[インデックス 14813] ファイルの概要
このコミットは、Go言語のドキュメンテーションツール (go/doc
パッケージ) における、Example関数の出力コメントの処理に関するバグ修正です。具体的には、Example関数の出力コメントからプレフィックス(Output:
など)を除去した後の空白文字や改行文字のトリミング方法を改善し、strings.TrimSpace
が意図しない挙動を引き起こす問題を解決しています。これにより、Example出力の表示がより正確になります。
コミット
- コミットハッシュ:
a88bbbb771141598e492d123e15e1e9752c134ca
- 作者: Andrew Gerrand adg@golang.org
- コミット日時: Mon Jan 7 13:42:25 2013 +1100
GitHub上でのコミットページへのリンク
https://github.com/golang/go/commit/a88bbbb771141598e492d123e15e1e9752c134ca
元コミット内容
go/doc: trim only first space or newline from example output comment
Fixes #4487.
R=rsc
CC=golang-dev
https://golang.org/cl/7057048
変更の背景
この変更は、Go言語のIssue #4487「go doc
output for examples with Output:
comments is sometimes wrong」を修正するために行われました。
Goのドキュメンテーションツール (go doc
) は、Example関数に記述されたコメントから期待される出力を抽出し、ドキュメントに表示する機能を持っています。この機能は、Output:
というプレフィックスで始まるコメント行を解析することで実現されます。
しかし、元の実装では、Output:
プレフィックスの後に続く文字列を strings.TrimSpace
関数でトリミングしていました。strings.TrimSpace
は、文字列の先頭と末尾にあるすべてのUnicode空白文字(スペース、タブ、改行など)を削除します。この挙動が問題を引き起こしていました。

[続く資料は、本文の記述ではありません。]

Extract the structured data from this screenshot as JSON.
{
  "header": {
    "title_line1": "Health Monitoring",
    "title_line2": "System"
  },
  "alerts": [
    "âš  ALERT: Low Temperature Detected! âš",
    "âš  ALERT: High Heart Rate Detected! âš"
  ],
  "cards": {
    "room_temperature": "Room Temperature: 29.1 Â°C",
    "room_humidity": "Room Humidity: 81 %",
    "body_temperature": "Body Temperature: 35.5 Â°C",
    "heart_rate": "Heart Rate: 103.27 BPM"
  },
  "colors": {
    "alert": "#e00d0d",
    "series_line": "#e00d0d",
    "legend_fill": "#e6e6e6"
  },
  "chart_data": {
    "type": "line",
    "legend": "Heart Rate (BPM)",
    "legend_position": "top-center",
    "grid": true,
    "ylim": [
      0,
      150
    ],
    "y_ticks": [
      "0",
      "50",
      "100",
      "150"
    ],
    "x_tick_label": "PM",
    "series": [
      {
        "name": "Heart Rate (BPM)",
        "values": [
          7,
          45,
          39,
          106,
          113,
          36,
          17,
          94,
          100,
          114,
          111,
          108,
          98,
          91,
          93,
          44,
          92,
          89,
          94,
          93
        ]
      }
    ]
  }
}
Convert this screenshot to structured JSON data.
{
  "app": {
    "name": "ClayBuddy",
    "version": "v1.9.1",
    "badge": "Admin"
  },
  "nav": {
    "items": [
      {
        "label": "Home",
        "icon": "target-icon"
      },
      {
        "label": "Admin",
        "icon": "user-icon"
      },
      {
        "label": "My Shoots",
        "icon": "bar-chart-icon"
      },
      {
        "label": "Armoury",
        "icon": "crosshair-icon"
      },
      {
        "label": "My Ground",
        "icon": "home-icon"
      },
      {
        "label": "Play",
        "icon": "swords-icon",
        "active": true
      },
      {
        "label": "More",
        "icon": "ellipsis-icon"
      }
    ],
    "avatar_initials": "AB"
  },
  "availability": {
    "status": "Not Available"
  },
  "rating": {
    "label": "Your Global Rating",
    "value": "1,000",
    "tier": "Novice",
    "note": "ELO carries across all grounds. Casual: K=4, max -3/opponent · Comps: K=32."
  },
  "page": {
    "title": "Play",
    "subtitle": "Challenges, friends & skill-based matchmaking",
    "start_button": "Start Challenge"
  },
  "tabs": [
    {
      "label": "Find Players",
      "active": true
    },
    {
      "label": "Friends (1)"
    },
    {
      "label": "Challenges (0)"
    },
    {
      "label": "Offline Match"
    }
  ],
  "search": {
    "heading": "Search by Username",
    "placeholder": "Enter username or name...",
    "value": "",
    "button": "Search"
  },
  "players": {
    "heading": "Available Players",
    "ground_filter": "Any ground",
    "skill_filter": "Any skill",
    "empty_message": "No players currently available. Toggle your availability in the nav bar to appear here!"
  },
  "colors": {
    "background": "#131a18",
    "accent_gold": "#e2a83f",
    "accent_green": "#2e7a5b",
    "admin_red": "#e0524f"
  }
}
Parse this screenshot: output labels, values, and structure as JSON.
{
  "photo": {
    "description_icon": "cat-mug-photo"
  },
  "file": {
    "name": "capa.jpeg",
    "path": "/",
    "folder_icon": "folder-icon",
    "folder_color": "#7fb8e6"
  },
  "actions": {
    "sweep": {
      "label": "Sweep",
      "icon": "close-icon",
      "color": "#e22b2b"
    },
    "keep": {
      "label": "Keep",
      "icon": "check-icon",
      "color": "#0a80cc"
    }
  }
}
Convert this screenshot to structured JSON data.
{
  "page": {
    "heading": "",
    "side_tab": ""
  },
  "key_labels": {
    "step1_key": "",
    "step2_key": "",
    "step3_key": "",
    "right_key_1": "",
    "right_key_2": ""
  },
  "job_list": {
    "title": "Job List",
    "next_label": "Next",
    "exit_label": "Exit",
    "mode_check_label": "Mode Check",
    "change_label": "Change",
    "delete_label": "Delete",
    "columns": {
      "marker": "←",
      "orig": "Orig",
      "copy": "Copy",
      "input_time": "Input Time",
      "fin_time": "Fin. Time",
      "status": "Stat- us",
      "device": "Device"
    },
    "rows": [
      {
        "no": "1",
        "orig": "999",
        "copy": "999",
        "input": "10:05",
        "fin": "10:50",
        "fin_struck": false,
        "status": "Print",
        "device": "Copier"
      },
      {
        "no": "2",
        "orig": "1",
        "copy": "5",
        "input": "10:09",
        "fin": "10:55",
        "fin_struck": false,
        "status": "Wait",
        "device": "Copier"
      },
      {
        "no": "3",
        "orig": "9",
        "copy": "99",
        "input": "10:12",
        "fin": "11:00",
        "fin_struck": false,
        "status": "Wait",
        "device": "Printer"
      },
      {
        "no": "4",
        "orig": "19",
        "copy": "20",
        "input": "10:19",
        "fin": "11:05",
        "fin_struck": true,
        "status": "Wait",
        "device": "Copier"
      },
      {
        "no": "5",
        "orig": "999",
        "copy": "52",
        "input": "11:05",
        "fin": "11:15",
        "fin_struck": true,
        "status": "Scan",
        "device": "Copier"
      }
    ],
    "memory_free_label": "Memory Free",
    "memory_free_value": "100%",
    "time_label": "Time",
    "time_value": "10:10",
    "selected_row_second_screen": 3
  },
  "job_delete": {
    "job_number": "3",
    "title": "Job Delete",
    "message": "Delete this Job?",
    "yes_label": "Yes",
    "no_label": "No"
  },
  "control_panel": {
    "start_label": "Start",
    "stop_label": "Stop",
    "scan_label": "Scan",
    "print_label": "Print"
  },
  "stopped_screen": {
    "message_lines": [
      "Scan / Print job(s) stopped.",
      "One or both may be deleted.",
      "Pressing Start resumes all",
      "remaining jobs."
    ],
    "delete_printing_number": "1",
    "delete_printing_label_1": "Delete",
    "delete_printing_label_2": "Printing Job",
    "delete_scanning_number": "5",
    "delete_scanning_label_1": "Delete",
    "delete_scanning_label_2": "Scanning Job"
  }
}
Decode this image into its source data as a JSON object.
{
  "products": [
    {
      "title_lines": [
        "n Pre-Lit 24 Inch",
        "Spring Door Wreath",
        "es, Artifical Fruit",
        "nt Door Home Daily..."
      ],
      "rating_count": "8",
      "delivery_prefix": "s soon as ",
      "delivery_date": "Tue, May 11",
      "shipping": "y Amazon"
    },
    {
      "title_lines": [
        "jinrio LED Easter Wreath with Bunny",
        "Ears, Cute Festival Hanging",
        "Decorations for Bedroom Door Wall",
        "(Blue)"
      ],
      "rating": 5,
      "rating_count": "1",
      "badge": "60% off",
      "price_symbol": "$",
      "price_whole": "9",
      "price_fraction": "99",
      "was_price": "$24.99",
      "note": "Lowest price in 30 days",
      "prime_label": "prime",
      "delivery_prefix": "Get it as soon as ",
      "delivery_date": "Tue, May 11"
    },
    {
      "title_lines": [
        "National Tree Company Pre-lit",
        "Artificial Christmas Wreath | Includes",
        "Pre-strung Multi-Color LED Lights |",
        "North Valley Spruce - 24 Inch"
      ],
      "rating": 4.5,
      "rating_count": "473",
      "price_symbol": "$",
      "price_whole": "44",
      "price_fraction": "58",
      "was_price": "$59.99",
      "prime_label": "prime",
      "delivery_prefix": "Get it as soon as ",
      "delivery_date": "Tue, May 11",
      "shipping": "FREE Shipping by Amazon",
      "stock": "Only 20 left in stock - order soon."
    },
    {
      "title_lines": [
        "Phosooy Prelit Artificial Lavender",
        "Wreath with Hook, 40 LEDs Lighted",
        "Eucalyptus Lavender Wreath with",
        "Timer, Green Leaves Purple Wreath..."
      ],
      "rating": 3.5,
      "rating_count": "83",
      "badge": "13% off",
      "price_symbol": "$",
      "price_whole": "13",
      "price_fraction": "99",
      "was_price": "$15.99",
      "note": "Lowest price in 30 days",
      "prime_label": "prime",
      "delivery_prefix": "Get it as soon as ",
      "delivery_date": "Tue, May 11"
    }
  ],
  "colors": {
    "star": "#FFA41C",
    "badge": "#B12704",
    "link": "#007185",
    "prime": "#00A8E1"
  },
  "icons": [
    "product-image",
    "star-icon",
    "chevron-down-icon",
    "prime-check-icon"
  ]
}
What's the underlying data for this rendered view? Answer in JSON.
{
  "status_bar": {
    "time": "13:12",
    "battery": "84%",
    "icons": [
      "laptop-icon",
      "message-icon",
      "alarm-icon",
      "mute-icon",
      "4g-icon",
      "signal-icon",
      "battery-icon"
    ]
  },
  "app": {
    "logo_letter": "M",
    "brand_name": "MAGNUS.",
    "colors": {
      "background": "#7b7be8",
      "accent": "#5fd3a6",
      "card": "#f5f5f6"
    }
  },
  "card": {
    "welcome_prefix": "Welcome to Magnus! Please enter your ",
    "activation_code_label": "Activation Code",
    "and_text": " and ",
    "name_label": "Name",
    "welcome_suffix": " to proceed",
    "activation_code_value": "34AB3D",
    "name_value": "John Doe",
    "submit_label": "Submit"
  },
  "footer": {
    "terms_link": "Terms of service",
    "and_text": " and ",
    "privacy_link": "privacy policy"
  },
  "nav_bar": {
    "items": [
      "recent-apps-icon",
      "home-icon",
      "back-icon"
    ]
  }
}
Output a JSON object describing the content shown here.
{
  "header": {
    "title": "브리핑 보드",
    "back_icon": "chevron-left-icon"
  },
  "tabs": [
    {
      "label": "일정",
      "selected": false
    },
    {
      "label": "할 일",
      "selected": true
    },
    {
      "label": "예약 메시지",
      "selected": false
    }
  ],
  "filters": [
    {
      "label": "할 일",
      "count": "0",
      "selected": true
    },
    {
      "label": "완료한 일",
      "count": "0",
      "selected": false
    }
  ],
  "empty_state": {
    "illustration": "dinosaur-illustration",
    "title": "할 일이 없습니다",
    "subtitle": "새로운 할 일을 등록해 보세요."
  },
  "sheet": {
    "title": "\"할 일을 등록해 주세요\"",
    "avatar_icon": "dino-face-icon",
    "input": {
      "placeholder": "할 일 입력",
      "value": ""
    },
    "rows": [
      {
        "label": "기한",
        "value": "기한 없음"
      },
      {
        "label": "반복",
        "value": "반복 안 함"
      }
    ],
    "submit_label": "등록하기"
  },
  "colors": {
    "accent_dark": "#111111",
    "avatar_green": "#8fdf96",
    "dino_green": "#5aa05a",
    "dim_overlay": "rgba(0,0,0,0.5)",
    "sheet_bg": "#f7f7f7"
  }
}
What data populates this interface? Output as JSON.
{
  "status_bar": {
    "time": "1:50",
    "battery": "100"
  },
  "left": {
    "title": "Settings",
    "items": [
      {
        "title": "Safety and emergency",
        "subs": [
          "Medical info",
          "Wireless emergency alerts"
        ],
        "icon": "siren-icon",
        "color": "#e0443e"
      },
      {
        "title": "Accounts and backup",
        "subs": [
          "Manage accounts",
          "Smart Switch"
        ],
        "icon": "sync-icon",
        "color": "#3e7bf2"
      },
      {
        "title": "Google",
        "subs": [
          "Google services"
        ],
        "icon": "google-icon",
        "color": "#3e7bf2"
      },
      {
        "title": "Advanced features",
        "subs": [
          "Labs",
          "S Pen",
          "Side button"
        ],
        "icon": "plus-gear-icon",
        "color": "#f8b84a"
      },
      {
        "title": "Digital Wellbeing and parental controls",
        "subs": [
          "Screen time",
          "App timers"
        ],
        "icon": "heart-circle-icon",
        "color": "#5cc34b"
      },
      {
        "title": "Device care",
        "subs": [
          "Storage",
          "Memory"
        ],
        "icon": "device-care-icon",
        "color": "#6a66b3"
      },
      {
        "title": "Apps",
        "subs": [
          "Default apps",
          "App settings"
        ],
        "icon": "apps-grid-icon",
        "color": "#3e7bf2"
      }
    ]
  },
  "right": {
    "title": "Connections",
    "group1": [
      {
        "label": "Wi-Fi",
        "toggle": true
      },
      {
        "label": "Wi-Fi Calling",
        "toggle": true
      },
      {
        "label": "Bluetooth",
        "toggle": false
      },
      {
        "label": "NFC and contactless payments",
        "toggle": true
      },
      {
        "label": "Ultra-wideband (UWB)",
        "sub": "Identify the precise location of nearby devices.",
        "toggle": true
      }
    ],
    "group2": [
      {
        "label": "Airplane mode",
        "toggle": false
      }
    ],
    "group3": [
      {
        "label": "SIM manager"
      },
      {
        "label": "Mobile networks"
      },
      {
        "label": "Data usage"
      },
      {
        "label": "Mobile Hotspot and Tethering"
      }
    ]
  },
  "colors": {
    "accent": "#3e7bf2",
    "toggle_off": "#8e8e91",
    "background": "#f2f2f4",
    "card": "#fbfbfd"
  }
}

具体的には、Example出力コメントが以下のような形式の場合に問題が発生しました。
// Output:
// Hello, World!
この場合、outputPrefix.FindStringIndex(text)
は Output:
の位置を特定し、その後の文字列 (\nHello, World!
) を strings.TrimSpace
に渡します。strings.TrimSpace
は先頭の改行だけでなく、もし Hello, World!
の後に余分なスペースや改行があった場合、それらもすべて削除してしまいます。
より深刻な問題は、Example出力が複数行にわたる場合や、出力の先頭に意図的に空白や改行を含めたい場合に、strings.TrimSpace
がそれらをすべて削除してしまうことでした。例えば、出力が改行で始まる場合、その改行が削除されてしまい、期待される出力と異なる表示になってしまうというバグがありました。
このコミットは、strings.TrimSpace
の過剰なトリミングを避け、Output:
プレフィックスの直後にある最初の空白または改行のみを削除するように変更することで、この問題を解決することを目的としています。
前提知識の解説
Go言語のドキュメンテーションとExample関数
Go言語は、ソースコードに直接ドキュメンテーションを記述する文化を推奨しています。go doc
コマンドや godoc
ツールは、このドキュメンテーションを解析し、HTML形式やプレーンテキスト形式で表示します。
Example関数は、Goのドキュメンテーションにおける特別な機能です。Example
というプレフィックスで始まる関数は、そのパッケージの利用例として認識されます。これらの関数は、テストの一部として実行され、その標準出力 (stdout) が期待される出力と一致するかどうかを検証できます。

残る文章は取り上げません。